Cordilleran Section - 109th Annual Meeting (20-22 May 2013)

Paper No. 4
Presentation Time: 2:35 PM

GENERATION OF INTERMEDIATE CRUST:VIEW THROUGH THE PLUTONIC WINDOW OF THE JURASSIC BONANZA ARC SECTION, VANCOUVER ISLAND, CANADA


CANIL, Dante, Earth and Ocean Sciences, University of Victoria, Victoria, BC V8W3P6, Canada, dcanil@uvic.ca

The Jurassic Bonanza arc exposed in oblique section on Vancouver Island, Canada has a structural thickness of at least 15 km and an average bulk composition of basaltic andesite (57% SiO2, Mg# = 48) similar to bulk continental crust.
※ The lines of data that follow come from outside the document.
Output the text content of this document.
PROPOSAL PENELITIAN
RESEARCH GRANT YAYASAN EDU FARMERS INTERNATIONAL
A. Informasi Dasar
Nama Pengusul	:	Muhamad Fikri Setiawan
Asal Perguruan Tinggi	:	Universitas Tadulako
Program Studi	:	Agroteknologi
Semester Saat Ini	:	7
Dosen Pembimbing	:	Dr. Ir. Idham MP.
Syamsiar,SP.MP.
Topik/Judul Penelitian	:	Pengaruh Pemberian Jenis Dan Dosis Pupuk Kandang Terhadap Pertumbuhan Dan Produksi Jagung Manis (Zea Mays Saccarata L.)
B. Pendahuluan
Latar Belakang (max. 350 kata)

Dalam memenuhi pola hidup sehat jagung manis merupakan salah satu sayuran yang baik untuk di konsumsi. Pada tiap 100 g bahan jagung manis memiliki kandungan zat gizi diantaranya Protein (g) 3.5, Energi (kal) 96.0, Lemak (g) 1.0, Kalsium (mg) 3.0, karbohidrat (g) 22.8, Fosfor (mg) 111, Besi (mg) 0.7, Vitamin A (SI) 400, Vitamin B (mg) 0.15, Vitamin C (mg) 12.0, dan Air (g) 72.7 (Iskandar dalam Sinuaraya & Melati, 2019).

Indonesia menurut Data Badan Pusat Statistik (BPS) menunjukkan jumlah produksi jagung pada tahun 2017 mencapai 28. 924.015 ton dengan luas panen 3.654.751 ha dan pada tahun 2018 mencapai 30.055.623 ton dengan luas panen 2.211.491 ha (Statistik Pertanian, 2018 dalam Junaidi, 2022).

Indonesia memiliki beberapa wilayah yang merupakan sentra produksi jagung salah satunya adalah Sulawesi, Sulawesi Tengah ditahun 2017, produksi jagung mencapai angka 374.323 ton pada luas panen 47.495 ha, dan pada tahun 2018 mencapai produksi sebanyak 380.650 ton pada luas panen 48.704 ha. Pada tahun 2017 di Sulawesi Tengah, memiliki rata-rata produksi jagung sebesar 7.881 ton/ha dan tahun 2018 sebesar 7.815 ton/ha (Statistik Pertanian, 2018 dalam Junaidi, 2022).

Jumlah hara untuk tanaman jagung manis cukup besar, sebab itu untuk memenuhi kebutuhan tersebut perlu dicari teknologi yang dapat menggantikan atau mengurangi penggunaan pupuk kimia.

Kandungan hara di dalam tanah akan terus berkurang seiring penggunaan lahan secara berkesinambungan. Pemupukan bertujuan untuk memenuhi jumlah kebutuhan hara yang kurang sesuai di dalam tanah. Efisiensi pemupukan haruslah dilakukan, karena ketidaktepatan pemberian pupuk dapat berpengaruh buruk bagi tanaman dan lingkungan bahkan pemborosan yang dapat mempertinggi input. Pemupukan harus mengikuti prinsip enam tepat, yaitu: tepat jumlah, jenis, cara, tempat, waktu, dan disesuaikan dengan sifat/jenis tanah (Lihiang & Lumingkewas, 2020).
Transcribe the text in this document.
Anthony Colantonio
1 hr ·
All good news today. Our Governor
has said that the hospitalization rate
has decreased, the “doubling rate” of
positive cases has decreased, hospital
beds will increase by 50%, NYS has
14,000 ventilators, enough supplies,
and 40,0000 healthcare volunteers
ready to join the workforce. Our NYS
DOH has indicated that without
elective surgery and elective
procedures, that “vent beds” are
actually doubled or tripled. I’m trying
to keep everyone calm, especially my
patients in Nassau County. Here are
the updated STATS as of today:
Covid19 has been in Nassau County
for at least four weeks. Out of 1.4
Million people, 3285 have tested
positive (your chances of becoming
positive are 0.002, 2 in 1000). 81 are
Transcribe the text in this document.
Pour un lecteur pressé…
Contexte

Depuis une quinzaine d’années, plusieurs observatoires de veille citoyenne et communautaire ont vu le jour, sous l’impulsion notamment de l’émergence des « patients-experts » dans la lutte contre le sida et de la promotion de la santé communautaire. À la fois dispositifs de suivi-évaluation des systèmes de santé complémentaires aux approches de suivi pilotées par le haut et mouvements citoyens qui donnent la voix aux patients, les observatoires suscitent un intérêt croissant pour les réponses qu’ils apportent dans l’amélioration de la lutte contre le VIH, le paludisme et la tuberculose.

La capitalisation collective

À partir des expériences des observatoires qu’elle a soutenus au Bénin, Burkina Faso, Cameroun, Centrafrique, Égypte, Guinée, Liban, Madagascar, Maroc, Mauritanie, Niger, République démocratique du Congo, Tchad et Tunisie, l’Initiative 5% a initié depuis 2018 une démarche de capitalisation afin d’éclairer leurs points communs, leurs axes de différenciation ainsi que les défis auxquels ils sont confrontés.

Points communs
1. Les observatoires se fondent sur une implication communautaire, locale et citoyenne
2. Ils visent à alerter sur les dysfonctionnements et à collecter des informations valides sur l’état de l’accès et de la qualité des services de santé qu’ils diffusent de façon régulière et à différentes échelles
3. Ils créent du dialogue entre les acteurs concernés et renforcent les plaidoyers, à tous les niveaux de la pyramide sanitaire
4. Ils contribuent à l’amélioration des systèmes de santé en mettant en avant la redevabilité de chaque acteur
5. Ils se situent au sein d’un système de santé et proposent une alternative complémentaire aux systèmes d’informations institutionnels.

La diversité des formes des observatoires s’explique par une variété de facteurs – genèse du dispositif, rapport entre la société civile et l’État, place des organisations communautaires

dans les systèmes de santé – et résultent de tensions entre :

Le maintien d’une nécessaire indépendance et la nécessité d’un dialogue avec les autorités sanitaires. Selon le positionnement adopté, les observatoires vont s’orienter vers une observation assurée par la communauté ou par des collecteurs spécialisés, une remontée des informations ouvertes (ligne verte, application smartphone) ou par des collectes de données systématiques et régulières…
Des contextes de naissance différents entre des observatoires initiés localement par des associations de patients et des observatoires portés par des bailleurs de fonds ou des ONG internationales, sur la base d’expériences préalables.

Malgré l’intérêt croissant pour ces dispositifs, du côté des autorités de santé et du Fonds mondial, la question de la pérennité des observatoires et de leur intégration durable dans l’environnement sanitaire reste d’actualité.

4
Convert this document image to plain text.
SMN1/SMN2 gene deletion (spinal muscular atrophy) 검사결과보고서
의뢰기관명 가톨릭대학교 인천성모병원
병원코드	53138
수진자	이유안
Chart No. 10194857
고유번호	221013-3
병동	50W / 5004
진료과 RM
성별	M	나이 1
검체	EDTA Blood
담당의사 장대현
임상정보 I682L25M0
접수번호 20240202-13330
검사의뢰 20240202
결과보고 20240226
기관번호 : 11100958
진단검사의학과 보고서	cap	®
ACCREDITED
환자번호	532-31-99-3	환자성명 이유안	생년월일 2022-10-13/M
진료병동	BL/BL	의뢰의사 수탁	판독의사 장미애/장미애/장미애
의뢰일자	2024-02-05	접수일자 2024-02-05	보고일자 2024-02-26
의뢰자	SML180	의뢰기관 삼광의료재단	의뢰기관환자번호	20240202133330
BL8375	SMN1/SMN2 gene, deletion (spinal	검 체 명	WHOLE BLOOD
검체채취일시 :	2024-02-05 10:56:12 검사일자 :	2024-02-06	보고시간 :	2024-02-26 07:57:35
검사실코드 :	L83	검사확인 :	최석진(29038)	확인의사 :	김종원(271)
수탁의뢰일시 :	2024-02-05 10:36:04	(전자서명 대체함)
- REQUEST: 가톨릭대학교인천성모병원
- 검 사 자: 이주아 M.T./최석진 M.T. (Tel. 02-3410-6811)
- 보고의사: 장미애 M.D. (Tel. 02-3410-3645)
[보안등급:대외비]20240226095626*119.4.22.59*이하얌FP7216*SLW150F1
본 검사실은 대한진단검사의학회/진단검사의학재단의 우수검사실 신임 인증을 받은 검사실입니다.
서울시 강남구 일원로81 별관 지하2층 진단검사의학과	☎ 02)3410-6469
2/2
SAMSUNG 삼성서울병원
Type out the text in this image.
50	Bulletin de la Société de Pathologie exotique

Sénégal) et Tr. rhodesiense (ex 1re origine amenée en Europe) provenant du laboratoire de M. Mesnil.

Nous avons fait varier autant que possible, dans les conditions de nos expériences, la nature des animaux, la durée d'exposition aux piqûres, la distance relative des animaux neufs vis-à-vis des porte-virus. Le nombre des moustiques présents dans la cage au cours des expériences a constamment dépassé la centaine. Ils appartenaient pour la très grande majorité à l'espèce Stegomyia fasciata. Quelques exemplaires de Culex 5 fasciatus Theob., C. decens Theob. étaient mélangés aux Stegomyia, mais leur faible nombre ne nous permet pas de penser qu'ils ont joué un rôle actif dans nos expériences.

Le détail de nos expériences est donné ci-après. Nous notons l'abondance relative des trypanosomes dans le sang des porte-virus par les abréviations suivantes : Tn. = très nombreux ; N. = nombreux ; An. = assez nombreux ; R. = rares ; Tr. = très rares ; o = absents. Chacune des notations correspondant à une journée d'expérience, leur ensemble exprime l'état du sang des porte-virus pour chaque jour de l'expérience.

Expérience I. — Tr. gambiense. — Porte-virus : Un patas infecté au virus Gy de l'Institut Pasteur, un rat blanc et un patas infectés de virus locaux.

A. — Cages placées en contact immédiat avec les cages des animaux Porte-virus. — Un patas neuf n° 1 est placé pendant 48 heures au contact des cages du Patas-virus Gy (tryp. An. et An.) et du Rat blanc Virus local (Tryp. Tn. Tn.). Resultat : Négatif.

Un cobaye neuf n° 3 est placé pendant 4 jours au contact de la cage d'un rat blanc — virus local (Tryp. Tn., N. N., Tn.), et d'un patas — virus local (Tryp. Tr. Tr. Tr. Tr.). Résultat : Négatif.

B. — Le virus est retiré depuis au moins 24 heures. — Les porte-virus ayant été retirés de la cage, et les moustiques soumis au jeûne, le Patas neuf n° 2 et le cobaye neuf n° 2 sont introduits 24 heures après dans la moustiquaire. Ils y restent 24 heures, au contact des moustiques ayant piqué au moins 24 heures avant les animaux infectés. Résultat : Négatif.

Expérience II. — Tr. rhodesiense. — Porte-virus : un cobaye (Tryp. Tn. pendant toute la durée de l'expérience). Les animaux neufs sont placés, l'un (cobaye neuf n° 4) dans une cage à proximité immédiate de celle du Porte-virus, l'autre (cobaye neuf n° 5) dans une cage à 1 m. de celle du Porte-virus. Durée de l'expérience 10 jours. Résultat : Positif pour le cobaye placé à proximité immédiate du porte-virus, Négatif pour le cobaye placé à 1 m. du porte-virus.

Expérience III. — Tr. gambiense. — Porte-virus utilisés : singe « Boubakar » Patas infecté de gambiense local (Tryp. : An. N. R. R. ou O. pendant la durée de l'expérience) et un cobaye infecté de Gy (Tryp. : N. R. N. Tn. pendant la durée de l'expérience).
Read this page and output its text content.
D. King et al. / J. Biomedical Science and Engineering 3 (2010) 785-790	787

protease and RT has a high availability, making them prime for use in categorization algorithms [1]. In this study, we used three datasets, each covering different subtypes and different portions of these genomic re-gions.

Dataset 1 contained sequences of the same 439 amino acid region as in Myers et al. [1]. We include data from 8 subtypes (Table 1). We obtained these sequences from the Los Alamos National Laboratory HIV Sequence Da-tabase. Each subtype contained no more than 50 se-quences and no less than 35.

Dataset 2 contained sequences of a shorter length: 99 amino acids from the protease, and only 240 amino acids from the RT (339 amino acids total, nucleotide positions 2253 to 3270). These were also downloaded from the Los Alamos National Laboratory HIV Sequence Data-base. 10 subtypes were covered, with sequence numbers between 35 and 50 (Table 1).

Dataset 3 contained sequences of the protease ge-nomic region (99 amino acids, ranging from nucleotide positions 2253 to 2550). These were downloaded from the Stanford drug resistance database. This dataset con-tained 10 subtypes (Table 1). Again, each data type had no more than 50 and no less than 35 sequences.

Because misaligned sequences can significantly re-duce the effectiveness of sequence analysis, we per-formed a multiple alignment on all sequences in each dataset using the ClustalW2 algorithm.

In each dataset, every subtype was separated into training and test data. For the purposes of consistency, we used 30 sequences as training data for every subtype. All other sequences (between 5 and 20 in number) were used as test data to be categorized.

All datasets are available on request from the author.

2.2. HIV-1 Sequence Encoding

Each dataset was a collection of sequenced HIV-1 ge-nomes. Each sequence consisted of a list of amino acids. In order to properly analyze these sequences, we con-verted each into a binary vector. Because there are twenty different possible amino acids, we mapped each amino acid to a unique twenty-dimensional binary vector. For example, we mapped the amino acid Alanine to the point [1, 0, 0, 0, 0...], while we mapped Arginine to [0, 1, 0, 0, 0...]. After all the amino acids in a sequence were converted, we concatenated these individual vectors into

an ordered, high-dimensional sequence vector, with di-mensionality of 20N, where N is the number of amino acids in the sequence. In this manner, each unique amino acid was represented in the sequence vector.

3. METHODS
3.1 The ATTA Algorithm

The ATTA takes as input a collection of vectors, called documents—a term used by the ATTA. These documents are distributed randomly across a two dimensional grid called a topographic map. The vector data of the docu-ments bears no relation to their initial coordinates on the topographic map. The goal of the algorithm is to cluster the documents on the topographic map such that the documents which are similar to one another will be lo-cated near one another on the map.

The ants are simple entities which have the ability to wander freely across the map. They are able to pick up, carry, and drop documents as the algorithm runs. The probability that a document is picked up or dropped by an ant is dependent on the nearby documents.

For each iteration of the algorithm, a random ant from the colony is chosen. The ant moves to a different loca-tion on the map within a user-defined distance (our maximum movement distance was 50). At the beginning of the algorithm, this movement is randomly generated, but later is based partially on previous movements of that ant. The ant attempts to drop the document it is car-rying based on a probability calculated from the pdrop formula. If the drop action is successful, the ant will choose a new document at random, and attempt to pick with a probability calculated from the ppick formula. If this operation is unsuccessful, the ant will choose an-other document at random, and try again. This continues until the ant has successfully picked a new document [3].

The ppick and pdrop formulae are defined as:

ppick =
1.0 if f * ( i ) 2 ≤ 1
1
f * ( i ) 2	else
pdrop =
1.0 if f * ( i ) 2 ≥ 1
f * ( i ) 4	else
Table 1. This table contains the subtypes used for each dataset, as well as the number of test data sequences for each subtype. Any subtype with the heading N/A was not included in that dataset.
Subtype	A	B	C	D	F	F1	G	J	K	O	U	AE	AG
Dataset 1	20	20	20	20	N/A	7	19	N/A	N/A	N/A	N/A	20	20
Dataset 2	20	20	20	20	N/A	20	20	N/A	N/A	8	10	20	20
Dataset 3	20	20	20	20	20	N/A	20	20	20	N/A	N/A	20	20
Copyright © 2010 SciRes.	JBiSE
The most abundant component in this and other arcs is, unremarkably, ‘intermediate plutonic rock’. It is by no means universally known to what extent the addition of new material versus recycling of older material is involved in the generation of crust in arcs. New U-Pb zircon ages for heterogeneous mafic – felsic rocks in the mid-crustal plutonic component of the arc were used to examine the consanguinity of volcanism and plutonism and processes in production of intermediate crust in this arc. The intermediate mid-crustal plutons were emplaced between 197 and 174 Ma, overlapping in time with a more felsic upper crustal (< 10 km depth) plutonic component of the arc. A 12 km thick plutonic arc crust was built as a series of sheets at a rate of ~ 0.003 km3 a-1 partly into a substrate of pre-Jurassic supracrustal rocks. Deformation focussed in the mid-crust is syn-magmatic, with no obvious relationship between age and differentiation. Our petrological studies of all rock types show intermediate crust of the evolved plutonic section can be explained by Hbl+Plag fractionation; the former as a cryptic intercumulus phase economical in producing evolved liquids by in-situ fractionation (in molar ratio 0.65:1). There is ample field evidence for intermingling and cross-cutting of felsic, intermediate and even mafic magmas at various scales, but no profound Nd-Sr isotopic or field evidence for assimilation and ‘mixing’ of partial melts of country rock. Previously described ‘migmatites’ or melted country rock are re-interpreted as strained (re-intruded) intermediate plutonic rocks. In this sense the Bonanza arc may be an extreme – a ‘clean’ end member example in production of intermediate continental crust in arcs.